Dabağana suyundan çay suları koyulur..
Lalapaşa'da okunan ezan, Karskapı'da duyulur.
Ayran aşi sofrada sanki selama durmuş,
Soharıç kokuları taki dışarı vurmuş.
Koca koca pideler kıymaya lokma olmuş,
Daha yemek bitmeden çaylar bardağa dolmuş.
Dadaşımın ramazanda her şeyidir demli çay,
Teraviye doping olur Erzurum'da demli çay
Kadayıf dolmaları elden ağıza getmez,
Bir cigara içmeden dadaş gendine gelmez.
Adettendir, çorbadan sonra kıyma kadayıf yenir,
Baban rehmet gari, elen sağlık denilir.
İftardan hemen sonra camiler dolar taşar,
Naim hoca nerdeyse muzipler orya koşar.
Kahvelerde sohbet başlar çaylar bir bir içilir,
Muhabbete doyum olmaz, konu konu seçilir.

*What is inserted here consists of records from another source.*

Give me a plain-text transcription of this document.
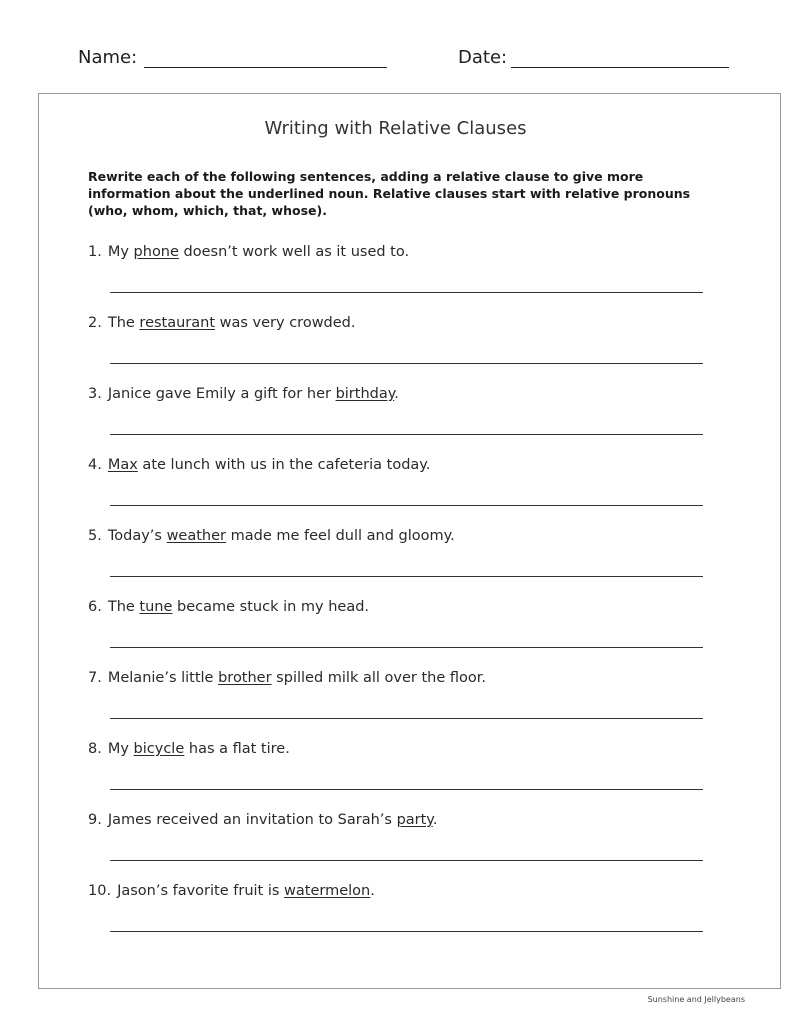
Name:	Date:
Writing with Relative Clauses
Rewrite each of the following sentences, adding a relative clause to give more information about the underlined noun. Relative clauses start with relative pronouns (who, whom, which, that, whose).
1. My phone doesn’t work well as it used to.
2. The restaurant was very crowded.
3. Janice gave Emily a gift for her birthday.
4. Max ate lunch with us in the cafeteria today.
5. Today’s weather made me feel dull and gloomy.
6. The tune became stuck in my head.
7. Melanie’s little brother spilled milk all over the floor.
8. My bicycle has a flat tire.
9. James received an invitation to Sarah’s party.
10. Jason’s favorite fruit is watermelon.
Sunshine and Jellybeans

Davulcu Farığ heç durmaz, kuvvet verir tokmağa,
Zöhörün geldiğini duyurur her kulağa.
Zöhör gelmiştir artık, her evde lamba yanar,
Yamağta tereyaği, erişte suyi kaynar.
Zöhörlerde açma çörek, bohça kete yenilir,
Yenildikçe daha var mi? Doldur çayi denilir.
Ramazanın on beşinde başlar, sıra sıra devetler,
Gürcü kapıda, kasap kurbandan alınır kıymalık etler.
Doyum olmaz tadına Erzurum'da lavaşın,
Mukaddestir ramazan, gönlünde her dadaşın.
Bayramlarda adettir küs dadaşlar barışır,
Yoksula hürmet eder, yardımlarda yarışır.